After I wrote up the news this morning about PepsiCo buying SodaStream for a bubbly $3.2 billion, a commenter got me thinking about what rival Coca-Cola’s next steps should be. Spoon reader “James” asked:

So now that Pepsi has Sodastream and Dr. Pepper has Keurig, what consumer hardware company is Coke going to buy?

I almost feel like a sports radio talk DJ, because I’m about to give a hot take on this question: Coke should not buy or invest in any hardware company that allows users to make their own Coca-Cola beverages at home. Instead, Coke should focus on getting their existing products into the hands of people in the fastest way possible.

Coke actually dipped its toe in the home hardware market in 2016 with the Keurig Kold, a countertop pod-based device that would let you make your own cold beverages at home. Coke referred to its partnership on the device as a “game changer,” but Keuring killed off the Kold just ten months after its launch.

While there were a lot of reasons the Kold failed: it was expensive, required a lot of space, and took a minute and a half to make a soda. A second-gen version of the Kold (or similar device) could address those issues, but what it can’t address is the consistency and convenience of popping open a can and chugging.

When you’re thirsty and craving a particular drink, you want that drink. Not some approximation thereof. You know when you buy a can of Coke that it will taste exactly like a Coke. There is a giant infrastructure in place to make sure each drink tastes the same, every time. Not so when you make a drink at home. Your flavor amounts could be off, the carbonation levels could be different, and the minerals in your tap water could impact the taste. Homemade sodas can approximate your favorite drink, but they won’t be the exact drink you want.
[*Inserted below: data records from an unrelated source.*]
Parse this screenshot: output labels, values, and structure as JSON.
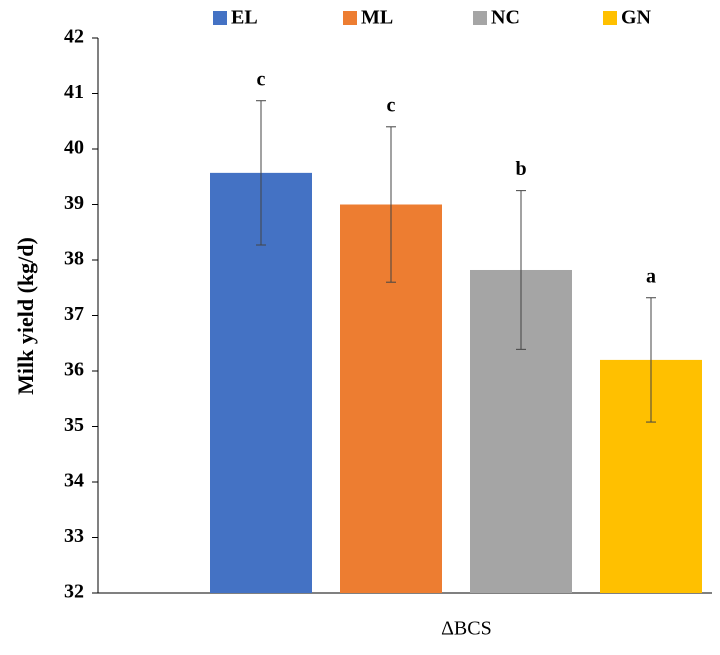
{
  "chart_data": {
    "type": "bar",
    "y_label": "Milk yield (kg/d)",
    "categories": [
      "ΔBCS"
    ],
    "series": [
      {
        "name": "EL",
        "color": "#4472c4",
        "values": [
          39.57
        ],
        "errors": [
          1.3
        ],
        "annotations": [
          "c"
        ]
      },
      {
        "name": "ML",
        "color": "#ed7d31",
        "values": [
          39.0
        ],
        "errors": [
          1.4
        ],
        "annotations": [
          "c"
        ]
      },
      {
        "name": "NC",
        "color": "#a5a5a5",
        "values": [
          37.82
        ],
        "errors": [
          1.43
        ],
        "annotations": [
          "b"
        ]
      },
      {
        "name": "GN",
        "color": "#ffc000",
        "values": [
          36.2
        ],
        "errors": [
          1.12
        ],
        "annotations": [
          "a"
        ]
      }
    ],
    "ylim": [
      32,
      42
    ],
    "yticks": [
      32,
      33,
      34,
      35,
      36,
      37,
      38,
      39,
      40,
      41,
      42
    ],
    "legend": "top",
    "grid": false
  }
}
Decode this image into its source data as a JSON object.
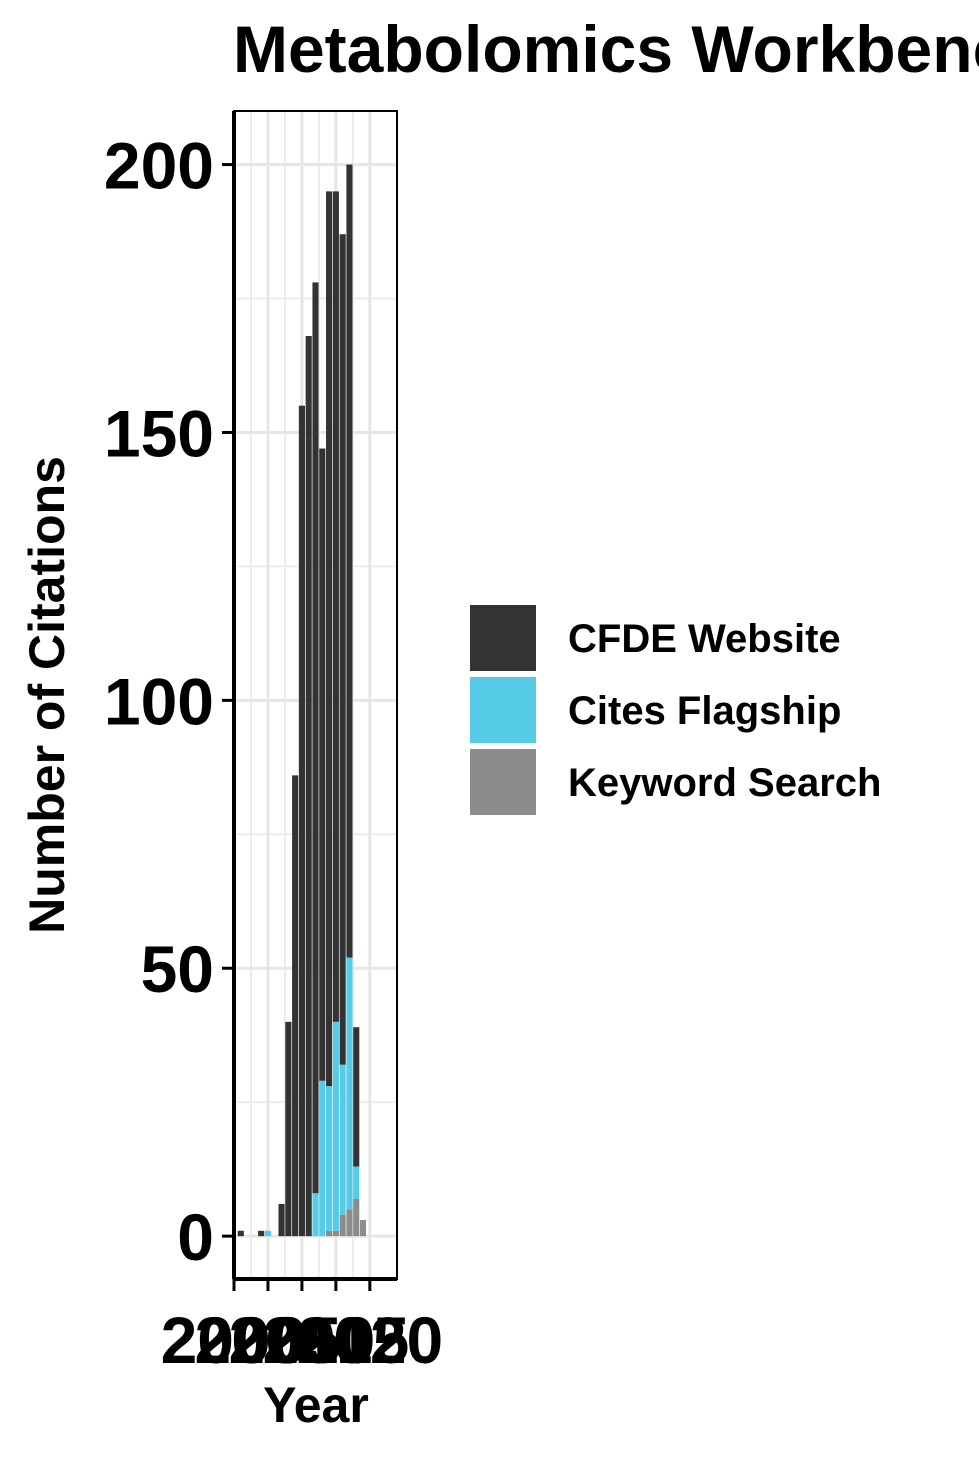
{
  "chart_data": {
    "type": "bar",
    "stacked": true,
    "title": "Metabolomics Workbench",
    "xlabel": "Year",
    "ylabel": "Number of Citations",
    "xlim": [
      2000,
      2024
    ],
    "ylim": [
      -8,
      210
    ],
    "x_ticks": [
      2000,
      2005,
      2010,
      2015,
      2020
    ],
    "y_ticks": [
      0,
      50,
      100,
      150,
      200
    ],
    "grid": true,
    "legend_position": "right",
    "x": [
      2001,
      2004,
      2005,
      2007,
      2008,
      2009,
      2010,
      2011,
      2012,
      2013,
      2014,
      2015,
      2016,
      2017,
      2018,
      2019,
      2020
    ],
    "series": [
      {
        "name": "Keyword Search",
        "color": "#8c8c8c",
        "values": [
          0,
          0,
          0,
          0,
          0,
          0,
          0,
          0,
          0,
          0,
          1,
          1,
          4,
          5,
          7,
          3,
          0
        ]
      },
      {
        "name": "Cites Flagship",
        "color": "#55cbe8",
        "values": [
          0,
          0,
          1,
          0,
          0,
          0,
          0,
          0,
          8,
          29,
          27,
          39,
          28,
          47,
          6,
          0,
          0
        ]
      },
      {
        "name": "CFDE Website",
        "color": "#333333",
        "values": [
          1,
          1,
          0,
          6,
          40,
          86,
          155,
          168,
          170,
          118,
          167,
          155,
          155,
          148,
          26,
          0,
          0
        ]
      }
    ],
    "legend": [
      "CFDE Website",
      "Cites Flagship",
      "Keyword Search"
    ]
  }
}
Then there is the convenience aspect. Coke products are available just about everywhere you go. And it’s super easy to stock up and keep a bunch of them ready to go in your fridge. Thirsty? Boom. Grab one and start drinking. There is no waiting for a machine to carbonate your water or add flavor or any of that. Plus, there’s no machine to maintenance or keep clean.

And though I’m referring to Coca-Cola drinks, this advice applies to all beverages. The growth and ubiquity of seltzers on store shelves will still make the experience of drinking from a packaged can easier and better than making something at home.

With this in mind, instead of investing in any type of hardware that attempts to recreate the Coke experience at home, Coke should invest in methods that get their existing drinks to people faster and more conveniently. Perhaps put money in robot companies like Nuro, which is working with Kroger on self-driving delivery vehicles that could theoretically bring cases of Coke to your door any time of day or night. Or get into the high-tech fridge game a la Byte Foods to provide drinks conveniently in the office. Or heck, get a drone to deliver a Coke based on a person’s mood.

The point is, Coke should stick to doing what it does best: making Coke drinks and (for better or worse) making me want Coke drinks.